Why on earth do you think that’s a question that matters a lot?

Did you really not get the point of the whole 10,000 vs 10,001 votes thing?

The ‘deciding vote’ thing is a fallacy.

Yes. You bribe the CA voter in a tight rice. Or spend more resources. So what? What does that have to do with what I was saying?

You seem to somehow be offering this extremely limited 1/4000th chance of tipping an election, assuming it all breaks 50/50 AND assuming an odd number of total votes, as somehow equivalent or palliative to the over-representation of the small states in the senate, which is a dead certainty, every time. There is never a time where a senator from Wyoming is not representation fewer people, by an order of magnitude.
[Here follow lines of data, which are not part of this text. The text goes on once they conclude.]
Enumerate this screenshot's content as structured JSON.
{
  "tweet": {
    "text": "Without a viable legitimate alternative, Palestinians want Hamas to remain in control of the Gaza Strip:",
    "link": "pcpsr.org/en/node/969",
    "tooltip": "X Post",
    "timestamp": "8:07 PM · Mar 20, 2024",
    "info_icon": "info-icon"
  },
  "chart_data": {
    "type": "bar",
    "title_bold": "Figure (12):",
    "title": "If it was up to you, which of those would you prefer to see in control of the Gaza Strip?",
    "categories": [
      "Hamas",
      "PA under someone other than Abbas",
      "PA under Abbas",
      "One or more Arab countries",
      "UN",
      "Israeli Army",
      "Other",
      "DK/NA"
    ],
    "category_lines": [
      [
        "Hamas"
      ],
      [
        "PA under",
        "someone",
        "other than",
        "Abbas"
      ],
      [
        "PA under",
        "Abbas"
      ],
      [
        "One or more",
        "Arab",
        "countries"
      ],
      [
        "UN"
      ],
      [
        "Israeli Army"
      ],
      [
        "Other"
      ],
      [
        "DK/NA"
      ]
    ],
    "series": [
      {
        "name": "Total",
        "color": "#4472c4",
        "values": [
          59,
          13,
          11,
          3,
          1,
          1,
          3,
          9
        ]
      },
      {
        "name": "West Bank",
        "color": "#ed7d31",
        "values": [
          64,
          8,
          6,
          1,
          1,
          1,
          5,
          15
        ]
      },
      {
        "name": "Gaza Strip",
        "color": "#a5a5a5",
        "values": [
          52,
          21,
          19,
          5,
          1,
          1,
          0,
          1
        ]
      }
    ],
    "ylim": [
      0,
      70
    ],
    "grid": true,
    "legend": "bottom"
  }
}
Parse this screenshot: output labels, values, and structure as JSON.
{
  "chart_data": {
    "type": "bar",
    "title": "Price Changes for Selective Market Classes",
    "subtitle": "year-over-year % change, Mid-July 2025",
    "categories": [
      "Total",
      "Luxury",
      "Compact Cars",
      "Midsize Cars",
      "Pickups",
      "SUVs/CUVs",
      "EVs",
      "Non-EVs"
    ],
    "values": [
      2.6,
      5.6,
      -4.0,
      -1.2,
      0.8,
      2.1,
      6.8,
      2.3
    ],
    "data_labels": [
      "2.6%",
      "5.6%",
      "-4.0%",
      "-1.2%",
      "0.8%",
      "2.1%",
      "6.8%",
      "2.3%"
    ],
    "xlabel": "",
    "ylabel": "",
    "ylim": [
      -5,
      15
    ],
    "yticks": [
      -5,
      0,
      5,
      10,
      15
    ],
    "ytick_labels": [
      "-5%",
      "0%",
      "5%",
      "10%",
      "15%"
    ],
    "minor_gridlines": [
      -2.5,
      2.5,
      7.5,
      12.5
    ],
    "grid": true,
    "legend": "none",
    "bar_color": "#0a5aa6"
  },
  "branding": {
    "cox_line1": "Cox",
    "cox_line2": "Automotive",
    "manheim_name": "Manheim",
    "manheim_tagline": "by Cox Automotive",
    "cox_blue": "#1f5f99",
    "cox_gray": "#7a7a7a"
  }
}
So, one single voter can be treated as having a 1/4000 chance to be the ‘deciding vote’— that they vote in an election that winds up in a tie.

That means if he started voting at 18 and dropped dead at 78, he’d have a 1/160 chance of running into a perfect tie in his state in his lifetime of voting in presidential elections, if he voted in every single one.

So what? I mean, never mind the fact that if one guy’s vote is the deciding vote, another guy’s vote can’t be, because you have to know what every other vote is in the case of a tie in order to crown one guy’s vote the deciding vote. They can’t all be simultaneously the deciding vote, otherwise, if two of them both switch their ‘deciding vote’, you get bupkus.

It’s interesting that the odds of a single person affecting a tie are higher than you might naively think. They are still intensely small, and they still have nothing to do with the fact that the senators for the smaller states represent far fewer people than those from the larger ones.